Rappelons que le projet de la rubrique Regard est de pointer ce qui fait l’originalité des propositions des CRP, d’étudier les difficultés que l’ingéniosité et les inventions des collègues tentent de surmonter.
C’est l’occasion ici de revenir sur ce que font les enseignants pour tenter d’impliquer les élèves dans des apprentissages en foot.
Entrer dans l’étude
Pour certains de nos élèves, l’entrée dans l’activité paraît facile «un ballon, un bout de trottoir et c’est parti ». Facile, mais loin d’être évident à l’école. Les mobiles des élèves sont parfois tellement encombrés d’identifications et de références sociales qu’ils rendent compliquée l’entrée dans une organisation scolaire et didactique, « C’est pas du foot, ça ! ». À l’opposé, d’autres s’engagent dans des formes convenues, font leur « métier d’élève », mais les valeurs que véhicule ce sport et l’intérêt du jeu les dépassent. Entre ces deux profils, une diversité d’intérêt, de préoccupations, d’identifications dessine des engagements très variés. Si l’hétérogénéité est la règle dans nos classes, elle est ressentie pour l’enseignement du foot en EPS comme encore plus clivante que dans d’autres APSA. Plus qu’ailleurs les malentendus existent entre les attentes de la discipline, les mobiles des élèves et le sens qu’ils accordent à la pratique sociale. Ils rendent l’enseignement problématique, d’autant plus que l’enjeu dépasse la mise en pratique d’une activité de foot adaptée pour un public hétérogène. Il s’agit en effet de permettre une entrée dans les apprentissages, faire en sorte que non seulement les élèves jouent, mais qu’ils tentent, se situent, fassent des hypothèses, s’entraînent. Nous voulons qu’ils « étudient les œuvres » et ne se contentent pas seulement « de les visiter »1. Traiter les difficultés d’apprentissage en termes de compétences ou de motivation ne peut suffire, enseigner le foot à l’école pose de manière aiguë la question de l’implication et de la construction du sens 2 des apprentissages. Au-delà de l’engagement dans l’activité, les collègues relèvent ce défi de l’étude. C’est le point de vue que nous adoptons pour revenir sur les comptes-rendus de pratique (CRP) en questionnant les modalités mises en œuvre pour solliciter chez les élèves à la fois, des motifs d’agir et d’apprendre.
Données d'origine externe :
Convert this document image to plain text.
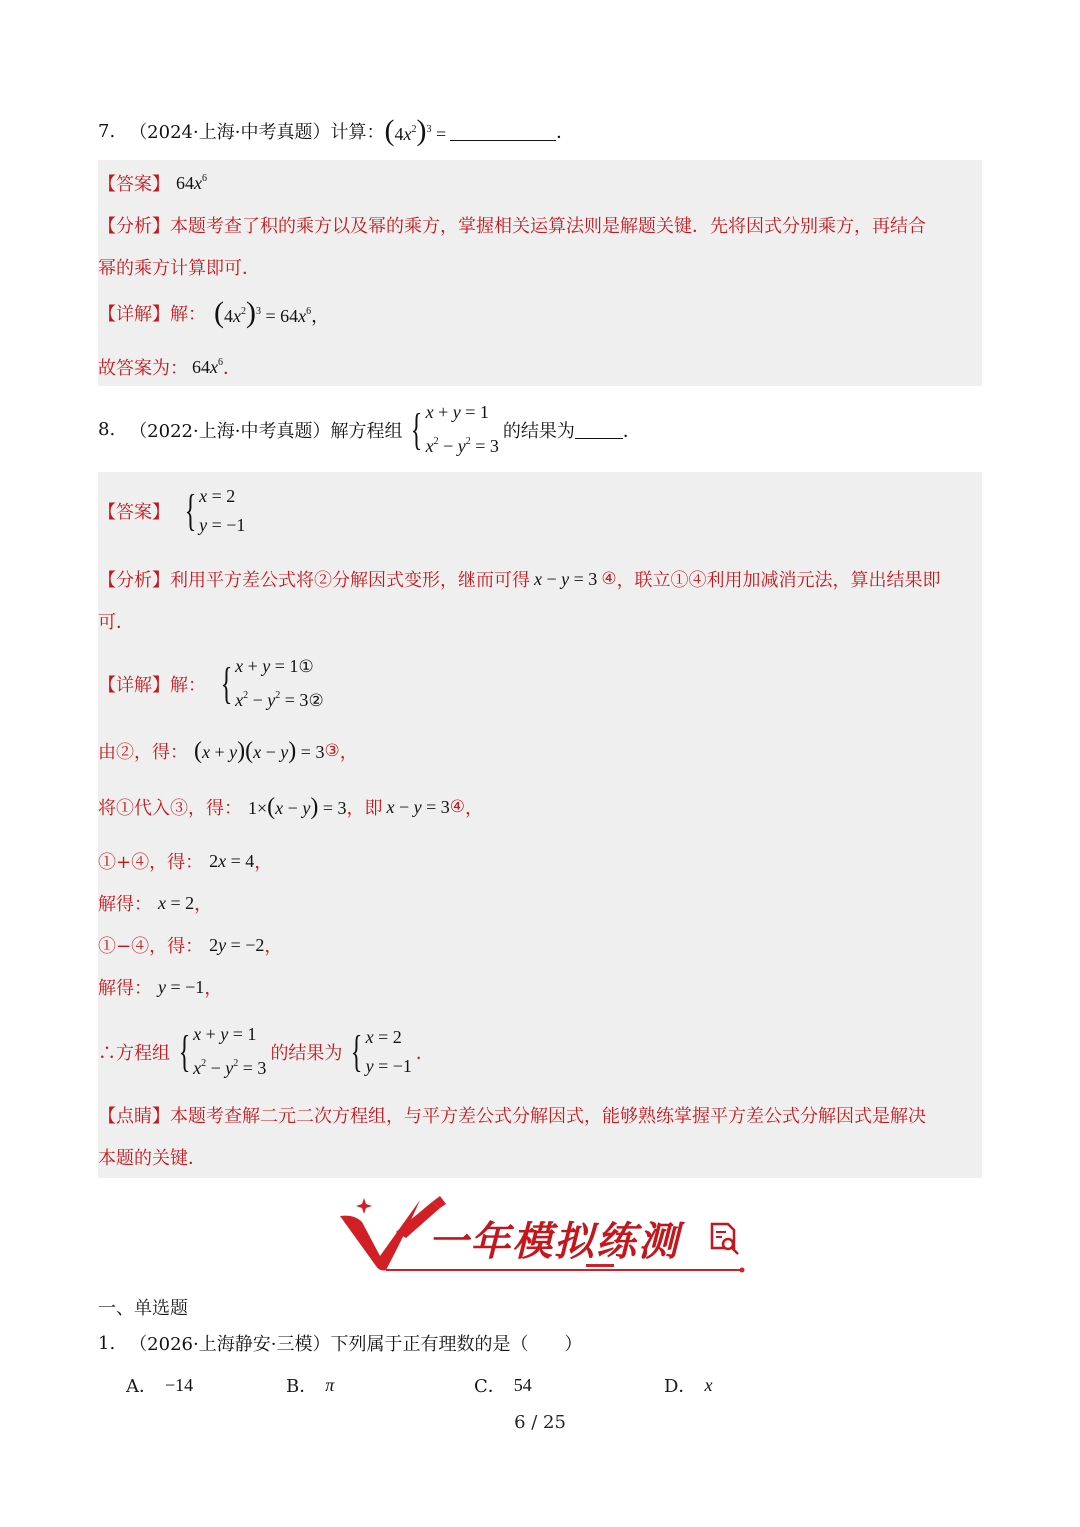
7. （2024·上海·中考真题）计算： $(4x^2)^3$ =	．
【答案】 $64x^6$
【分析】 本题考查了积的乘方以及幂的乘方，掌握相关运算法则是解题关键．先将因式分别乘方，再结合
幂的乘方计算即可．
【详解】 解： $(4x^2)^3 = 64x^6$，
故答案为： $64x^6$ ．
8. （2022·上海·中考真题）解方程组 { x + y = 1
$x^2 - y^2 = 3$
的结果为	．
【答案】 { x = 2
y = −1
【分析】 利用平方差公式将②分解因式变形，继而可得 x − y = 3 ④ ，联立①④利用加减消元法，算出结果即
可．
【详解】 解： { x + y = 1①
$x^2 - y^2$ = 3②
由②，得： (x + y)(x − y) = 3 ③ ，
将①代入③，得： 1×(x − y) = 3 ，即 x − y = 3 ④ ，
①+④，得： 2x = 4 ，
解得： x = 2 ，
①−④，得： 2y = −2 ，
解得： y = −1 ，
∴方程组 { x + y = 1
$x^2 - y^2 = 3$
的结果为 { x = 2
y = −1
．
【点睛】 本题考查解二元二次方程组，与平方差公式分解因式，能够熟练掌握平方差公式分解因式是解决
本题的关键．
一年模拟练测
一、单选题
1. （2026·上海静安·三模）下列属于正有理数的是（　　）
A． −14	B． π	C． 54	D． x
6 / 25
Des tentatives convergentes sur plusieurs registres
Les 3 comptes rendus donnent à voir différents registres sur lesquels jouent les collègues pour tenter de « mettre le foot à l’étude ». Le premier renvoie à la mise à disposition du jeu et des problèmes qui sont constitutifs du savoir propres au foot. L’aménagement de formes de jeu et de règles fait vivre un mélange de facilitations, de contraintes et de ressources. Des aménagements facilitateurs sont mis en scène dans des diminutions du nombre de joueurs, des variations d’espaces de jeu, des formes de groupements qui visent à favoriser l’entrée de tous dans l’activité. Tentative d’aide encore quand, en supprimant le hors-jeu, les collègues cherchent à promouvoir le jeu en mouvement vers l’avant. Parallèlement, la définition de règles spécifiques tente aussi de délimiter les problèmes et les apprentissages à réaliser. La règle prend le statut de variable didactique. Elle permet de « zoomer » sur les pistes que les élèves vont devoir examiner. En donnant la possibilité au porteur de balle d’être momentanément protégé, on redonne au partenaire du temps pour explorer des espaces et se démarquer. La taille du ballon ou des aménagements de l’espace dans des zones apparaissent aussi comme facilitants ou contraignants selon l’objectif. Les démarches exposées ont cela en commun de susciter l’engagement, délimiter le problème et en même temps mettre à disposition des élèves un « kit » d’éléments de contenus qu’ils doivent recombiner pour s’en sortir et apprendre.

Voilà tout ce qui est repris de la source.